Last weekend I walked through the Pomona Fairplex, which is local to me, for En Memoria. This was a special Dia de los Muertos celebration that combines the traditional altar-making with Southern California lowrider culture.
Dia de los Muertos (Day of the Dead) has made a huge re-emergence in popular culture lately, though it is considered a rather sacred holiday in Latino cultures. Being of part Mexican decent, it is a holiday that was lost to me by a few generations. My dad's side of the family didn't celebrate it much when they were growing up, mostly because they were looking to assimilate to standard white American culture at the time. Celebrating an holiday, traditionally held in a cemetary adorned with elaborate decorations and altars, wasn't the thing to do.
The celebration, usually held around November 2, involves constructing complex altars (ofrendas) honoring deceased family and friends. The altars are decorated with skull motifs, marigolds, and favorite foods of those who have passed. Sugar skulls are also a tradional treat served.

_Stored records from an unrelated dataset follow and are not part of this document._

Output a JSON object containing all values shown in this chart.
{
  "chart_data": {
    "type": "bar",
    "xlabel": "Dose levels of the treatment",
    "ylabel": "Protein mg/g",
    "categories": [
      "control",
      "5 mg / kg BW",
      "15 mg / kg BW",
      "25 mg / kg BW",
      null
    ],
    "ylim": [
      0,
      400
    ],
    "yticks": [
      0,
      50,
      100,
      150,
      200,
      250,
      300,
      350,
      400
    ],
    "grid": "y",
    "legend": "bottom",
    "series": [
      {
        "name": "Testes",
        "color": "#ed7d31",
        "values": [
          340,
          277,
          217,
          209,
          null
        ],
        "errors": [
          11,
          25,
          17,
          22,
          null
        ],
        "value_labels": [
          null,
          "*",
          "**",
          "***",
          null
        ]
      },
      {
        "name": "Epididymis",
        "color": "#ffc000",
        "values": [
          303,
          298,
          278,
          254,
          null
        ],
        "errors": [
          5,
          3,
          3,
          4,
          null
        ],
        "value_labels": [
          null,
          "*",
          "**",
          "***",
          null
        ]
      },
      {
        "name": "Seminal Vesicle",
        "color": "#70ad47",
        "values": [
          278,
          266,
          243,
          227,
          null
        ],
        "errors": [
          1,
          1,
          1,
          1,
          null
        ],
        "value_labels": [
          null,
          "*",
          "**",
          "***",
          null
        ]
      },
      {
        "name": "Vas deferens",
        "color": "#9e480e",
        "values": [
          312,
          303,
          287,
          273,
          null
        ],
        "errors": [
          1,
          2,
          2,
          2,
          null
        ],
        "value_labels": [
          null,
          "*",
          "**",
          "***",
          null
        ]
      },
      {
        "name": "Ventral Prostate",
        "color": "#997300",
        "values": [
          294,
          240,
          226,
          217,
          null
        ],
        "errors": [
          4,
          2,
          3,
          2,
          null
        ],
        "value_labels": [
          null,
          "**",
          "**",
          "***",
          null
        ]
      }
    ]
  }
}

Though I grew up with an appreciation for certain Mexican culture, like ballet folklorico, this holiday was never quite on my radar until the last few years. It has become hugely popular again, which has prompted some backlash from Latino communities raising concerned about cultural appropriation. In the age of social media, many have referred to it as the "Mexican Halloween", which it most certainly is not. To some, it has become a hipster holiday purely for social media content and to adopt the traditions and decor that many communities consider to be sacred.
It was for this reason that I sought out a celebration that was not only close to my home, but more off the beaten path. As opposed to hipsters and LA-types wandering around on an extended Halloween weekend, it was mainly families, communities, and lowrider enthusiasts.
Lowrider culture is something I know nothing about, not that I knew anything about cars to begin with. Walking through the celebration, camera in hand, I found an appreciation for the creative effort that goes into creating these vehicles, despite the environmental impact. The tradition of altar making and lowrider culture really seemed to go hand-in-hand.
As I reconnect to this holiday, I still feel like much more of an observer. At first I had reservations about even taking my camera. Why go and take pictures? Just for Instagram shots? I realized there are several ways to appreciate something. Photography is not only my livelihood, but it is a means by which I can open windows into places and experiences I know little about.
This was the community altar at En Memoria. A place for everyon ein the community to honor a loved one who has passed. This to me is what the celebration was truly about. While I walked the space alone, I felt the strong presence of community and art. On my way out they had local Pomona artists creating graffiti art right in front of the people, reminding us that the death of loved ones can also inspire new life through creativity.
Like I mentioned above, many communities consider this holiday to be sacred. With the rapid commercialization of it, I encourage anyone wishing to partake to do their research and learn how to respectfully honor this tradition.
En Memoria was presented by Mi Poco LA, featuring local artists and vendors.